Well, nobody likes a pity party - especially me. I just really wonder: What happened to being a friend for the sake of friendship? What happened to being happy for the blessings of your friends instead of being jealous that you don't have what they have? What happened to caring and being there for someone? Is it this crazy money-hungry DC area that breeds this selfish way of life? Is it the commercialism and idea that "whoever has the most toys wins" and that we're all in some sort of competition to get to the finish line first? Is it all about how we were reared by our parents? Too many questions to answer that leave me wondering on that ole saying...

"A friend in need is a friend indeed." But there is also a Latin proverb that says, "If you always live with those who are lame, you will yourself learn to limp." I refuse to limp.

4 comments:

Fergie said...

Hey There,
I remember you from when I lived in DC. I ran across your blog and thought that I would send you a big ole southern style Congratulations. Your post seemed a little sad, you deserve better.

Fergie

TDJ said...

Unfortunately, maybe I'm a bit of a pessimist and a realist, so I think that yes, most people are inherently selfish. Kinda sad to think about. :(

But, there are some folks who are genuine. I've even met some here in blogland. Might sound crazy, but if you need a buddy to help with wedding stuff, holla at me.
Ask Butta to have Creole vouch for me. *lol*

Anonymous said...

I can identify with your cynical views, especially that of "friends" only being around when it benefits them to do so. I also admire your refusal to sink to the level of an overarchingly (not a word, I know) egocentric world. Being selfless and lamenting the rude and thoughtless behavior of your so-called friends is a thankless endeavor, but one that can be nearly impossible to reverse if you have a strong (naive) moral disposition, which I, for one, employ in spades. You are very articulate, and if the opinion of a 19 year old white guy from Southern California means anything, beautiful. Best wishes from someones who admires and commiserates.

Anonymous said...

Hey girl,
I'm just a random bloke who ran into your blog. I think what you've written here is universal. People are selfish and even if you look at yourself you will conclude the same thing. Wether you like it or not, you want something back from your friends, because you feel that you've given them so much in the past. So basicly you didnt care for them just for nothing right? But that's COmpletely natural of course! So the questions isnt 'Are people inherently selfish, it's more like why are some people more selfish than others.

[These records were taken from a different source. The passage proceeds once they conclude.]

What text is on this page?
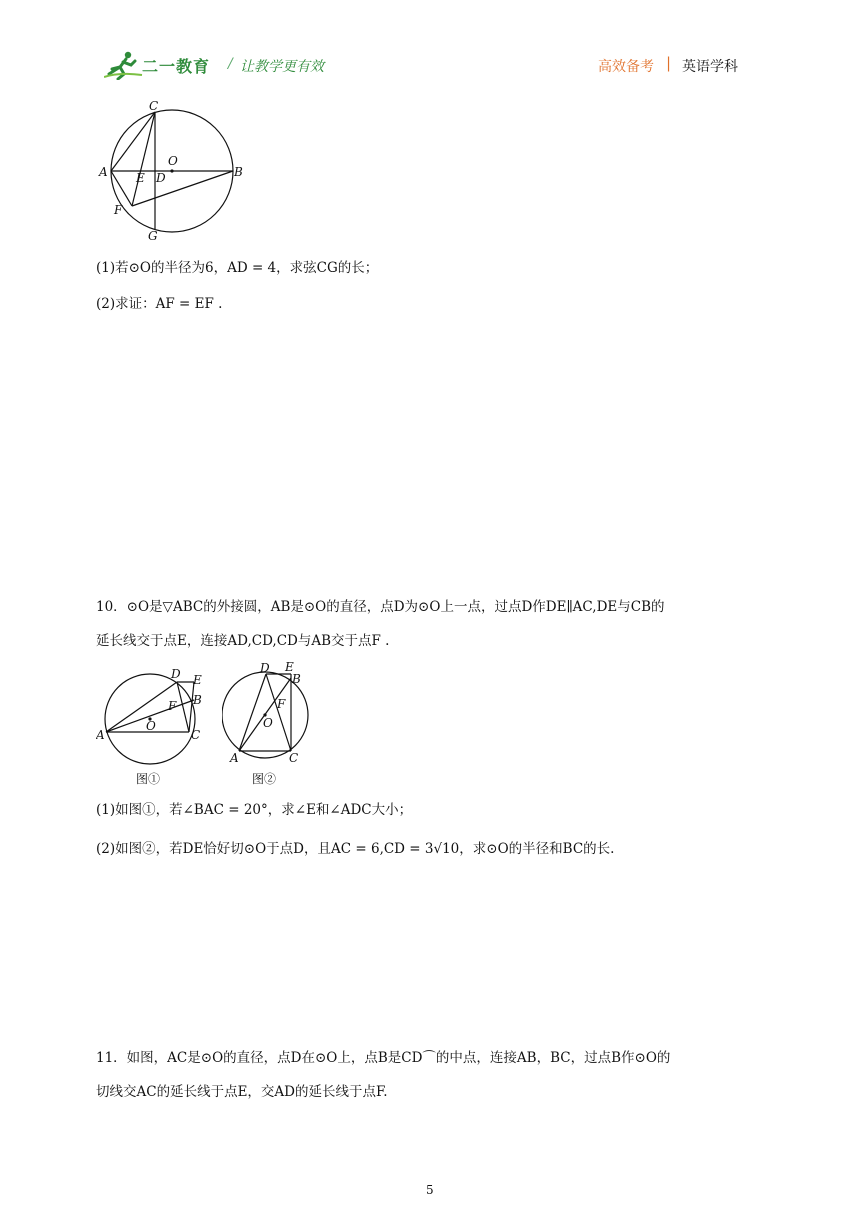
二一教育 / 让教学更有效	高效备考 | 英语学科
C
O
A	B
E D
F
G
(1)若⊙O的半径为6，AD = 4，求弦CG的长；
(2)求证：AF = EF .
10．⊙O是▽ABC的外接圆，AB是⊙O的直径，点D为⊙O上一点，过点D作DE∥AC,DE与CB的
延长线交于点E，连接AD,CD,CD与AB交于点F .
D E
B
F
O
A	C
图①
D E
B
F
O
A	C
图②
(1)如图①，若∠BAC = 20°，求∠E和∠ADC大小；
(2)如图②，若DE恰好切⊙O于点D，且AC = 6,CD = 3√10，求⊙O的半径和BC的长.
11．如图，AC是⊙O的直径，点D在⊙O上，点B是CD⌒的中点，连接AB，BC，过点B作⊙O的
切线交AC的延长线于点E，交AD的延长线于点F.
5
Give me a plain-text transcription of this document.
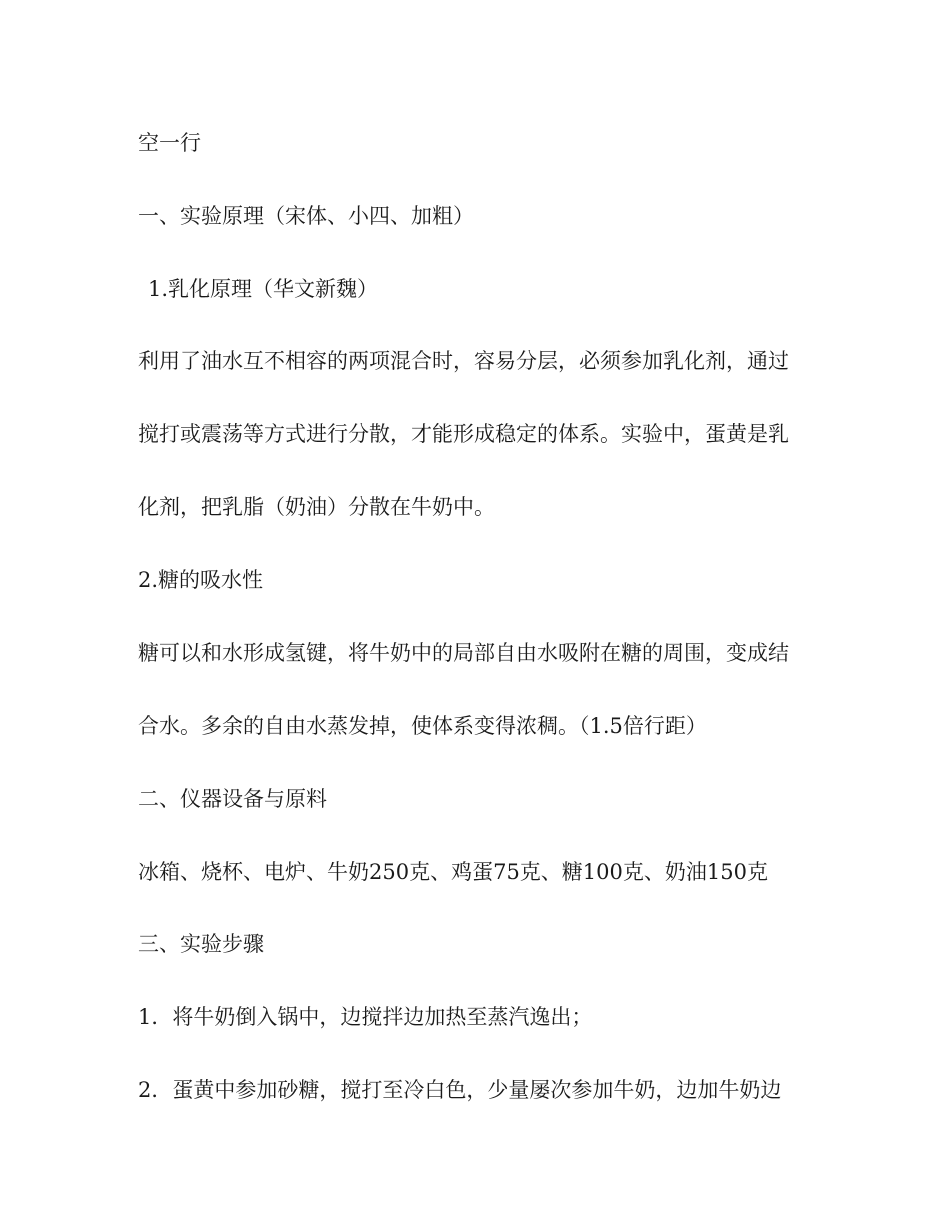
空一行
一、实验原理（宋体、小四、加粗）
1.乳化原理（华文新魏）
利用了油水互不相容的两项混合时，容易分层，必须参加乳化剂，通过
搅打或震荡等方式进行分散，才能形成稳定的体系。实验中，蛋黄是乳
化剂，把乳脂（奶油）分散在牛奶中。
2.糖的吸水性
糖可以和水形成氢键，将牛奶中的局部自由水吸附在糖的周围，变成结
合水。多余的自由水蒸发掉，使体系变得浓稠。（1.5倍行距）
二、仪器设备与原料
冰箱、烧杯、电炉、牛奶250克、鸡蛋75克、糖100克、奶油150克
三、实验步骤
1．将牛奶倒入锅中，边搅拌边加热至蒸汽逸出；
2．蛋黄中参加砂糖，搅打至冷白色，少量屡次参加牛奶，边加牛奶边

Even mother Theresa was selfish because she would help other people and that made her happy...If it would make her unhappy, she wouldnt do it right? But dammit I know EXACTLY what you feel! The older you get the more egocentrical people get...Especially after they get married and start to cocoon. Just make sure you dont turn into one of then, because when the relationship ends, who's gonna be there for you?

Anyway I wish you all the best girl, good luck with the wedding!